Mark W. Bundy, the author of "'Know Me Unbroken': Peeling Back the Silenced Rind of the Queer Mouth", wishes to know Gloria Anzaldua unbroken "just as Maria Lugones wants all muted women 'to be seen unbroken'" (qtd. in Bundy 139).  Bundy's article is lyrical/poetical at times with his use of imagery and rhythm.  But I keep asking myself what is my reaction to the piece?  What have I taken away from my reading? 

Language.

The beauty of language.  The ability of language to build bridges through its human use.  These are things that I absorbed in my reading.  When discussing Anzaldua's use of language, Bundy writes: "These ongoing harvestings of yours, Gloria.  Peeling it all back--culture, self, body, voice, sex, identity, meaning, realities, love, illness, recover" (140).  All things can be discovered and known through language.  Understanding can occur through language and its use. 

If we are silent in our anguish, our fear, our anger, our love, our passion, how will anyone understand?  We need to make room for everyone's language, not just mine, not just yours: and yet, mine and yours.  In the words of the Na'vi (Avatar) "I see you."  That is what we should all be striving for by listening to the language of others.
 
"Adjectives are a way of constraining and controlling.  'The more adjectives you have the tighter the box.'  The adjective before writer [ex: feminist writer, lesbian writer] marks, for us, the 'inferior' writer, that is, the writer who doesn't write like them [the dominant culture]" (Anzaldua 264).  Adjectives are labels, and in Gloria Anzaldua's article "To(o) Queer the Writer--Loca, escritora y chicana," she discusses, among other things, some of the implications of using labels. 

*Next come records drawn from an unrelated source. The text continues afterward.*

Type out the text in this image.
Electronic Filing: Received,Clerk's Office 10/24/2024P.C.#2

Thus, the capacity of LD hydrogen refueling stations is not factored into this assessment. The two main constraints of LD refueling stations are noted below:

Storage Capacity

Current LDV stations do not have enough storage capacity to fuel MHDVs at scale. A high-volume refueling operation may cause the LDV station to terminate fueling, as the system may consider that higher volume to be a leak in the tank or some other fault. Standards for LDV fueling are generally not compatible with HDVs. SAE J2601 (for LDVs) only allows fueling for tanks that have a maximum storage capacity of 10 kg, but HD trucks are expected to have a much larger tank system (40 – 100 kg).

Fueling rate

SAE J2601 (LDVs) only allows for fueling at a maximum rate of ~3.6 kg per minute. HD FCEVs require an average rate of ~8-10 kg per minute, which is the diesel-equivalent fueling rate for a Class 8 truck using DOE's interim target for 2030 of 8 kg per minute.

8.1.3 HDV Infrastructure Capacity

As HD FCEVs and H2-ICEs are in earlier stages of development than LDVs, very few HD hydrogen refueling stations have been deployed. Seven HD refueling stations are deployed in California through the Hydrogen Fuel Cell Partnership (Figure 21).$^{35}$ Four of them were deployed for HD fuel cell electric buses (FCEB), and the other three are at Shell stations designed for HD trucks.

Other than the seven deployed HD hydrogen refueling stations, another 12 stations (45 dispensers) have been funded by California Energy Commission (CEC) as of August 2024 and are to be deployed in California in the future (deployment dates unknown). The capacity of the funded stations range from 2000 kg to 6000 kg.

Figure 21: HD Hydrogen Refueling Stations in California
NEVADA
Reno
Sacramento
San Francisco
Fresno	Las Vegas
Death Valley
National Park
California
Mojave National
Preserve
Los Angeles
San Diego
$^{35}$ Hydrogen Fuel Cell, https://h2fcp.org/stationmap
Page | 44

As I have advocated before, I do not like labels, and I avoid using them for myself at all cost.  But often, we are faced with situations where we are forced to use them to define ourselves.  I could say that I am an Appalachian woman (said correctly), or what some would consider a hillbilly.  And I would wear that identity proudly, but as Anzaldua notes, that would place me in a box, and a quite tight fitting box as well. 

So if I didn't like that label, I could say that I am a feminist, or a lesbian, or a rhetorician (I'm NOT a speller), or a middle-class white woman, or, or, or.  As you can see, the list could go on and on forever.  To chose any ONE of those labels and say this is me, would be to deny those other parts that are just as important and just as vital to who I am as any other label.  I would, in essence, be dividing and splitting my identity: who I really am.

Anzaldua drives this point home when she argues so eloquently that "identity is not a bunch of little cubbyholes stuffed respectively with intellect, race, sex, class, vocation, gender.  Identity flows between over, aspects of a person.  Identity is a river--a process.  Contained within the river is its identity, and it needs to flow, to change, to stay a river--if it stopped it would be a contained body of water such as a lake or a pond" (267).  I wonder what my first-year composition students would think of this quote.  The 18 years-old students who felt that by the time you enter college your identity should be pretty much set! 

Anzaldua discusses more than just labels and identity with in this article, which is apparently an excerpt from a larger piece, but it is her comments about identity that resonate the most with me.  Is there such a thing as a lesbian writer, or a queer one for that matter?  I don't know, but I do not wish to cling to just one small part of my identity and be labeled that way.